Joa me dio un beso, me abrazó y nos sentamos en una mesa de la cafetería, pedimos dos “bocatas” de tortilla de patatas y dos Voll-Dam. Estuvimos charlando, riendo, entrelazando nuestras manos entre bocado y bocado, entre trago y trago de cerveza..., después tomé un cortado, demasiado suave para mi gusto y nos asomamos a la recepción.
- Hola, buenos días... -saludé tratando de disimular el leve mareo producido por la cebada fermentada.
La mujer apartó los ojos del ordenador y sonrió desde un rostro de rasgos suaves, de aspecto sereno y afable, de tez blanquecina y de cabellos rubios.
- Es que teníamos reservada una habitación.
- Ah muy bien...la mujer abrió un dietario, su dedo índice se deslizó por el papel, se detuvo en un renglón y volvió a mirarme, a sonreír.

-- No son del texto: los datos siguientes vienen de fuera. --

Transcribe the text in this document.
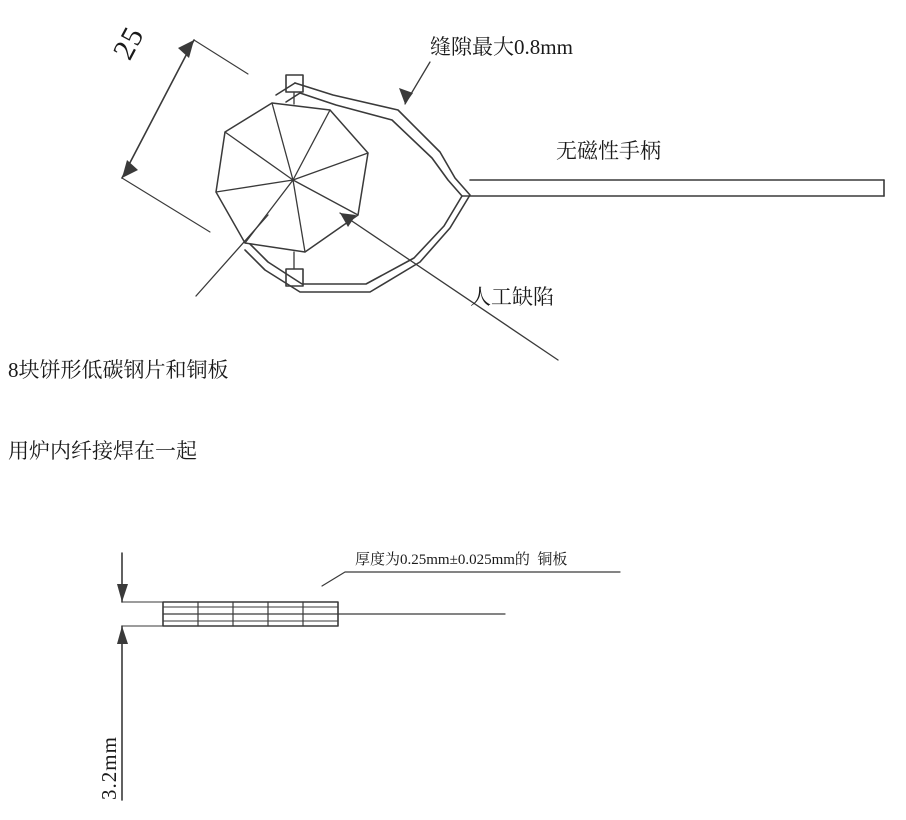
缝隙最大0.8mm
无磁性手柄
人工缺陷

8块饼形低碳钢片和铜板

用炉内纤接焊在一起

厚度为0.25mm±0.025mm的  铜板
25
3.2mm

- Eres Pedro Bonache..., y mañana vais a la Matahombres.
- Ese mismo, si..., bueno, iremos si no llueve.
La mujer miró hacia el patio interior, como buscando el pedazo de cielo que podíamos distinguir desde el interior y arqueó las cejas.
- Pues ayer amaneció así y por la tarde rompió una buena granizada..., la previsión da lluvia y la verdad es que no suelen fallar..., pero ya veis como está el monte, la tierra está tan reseca que enseguida absorbe la lluvia..., pero tranquilos que por las mañanas se suele aguantar.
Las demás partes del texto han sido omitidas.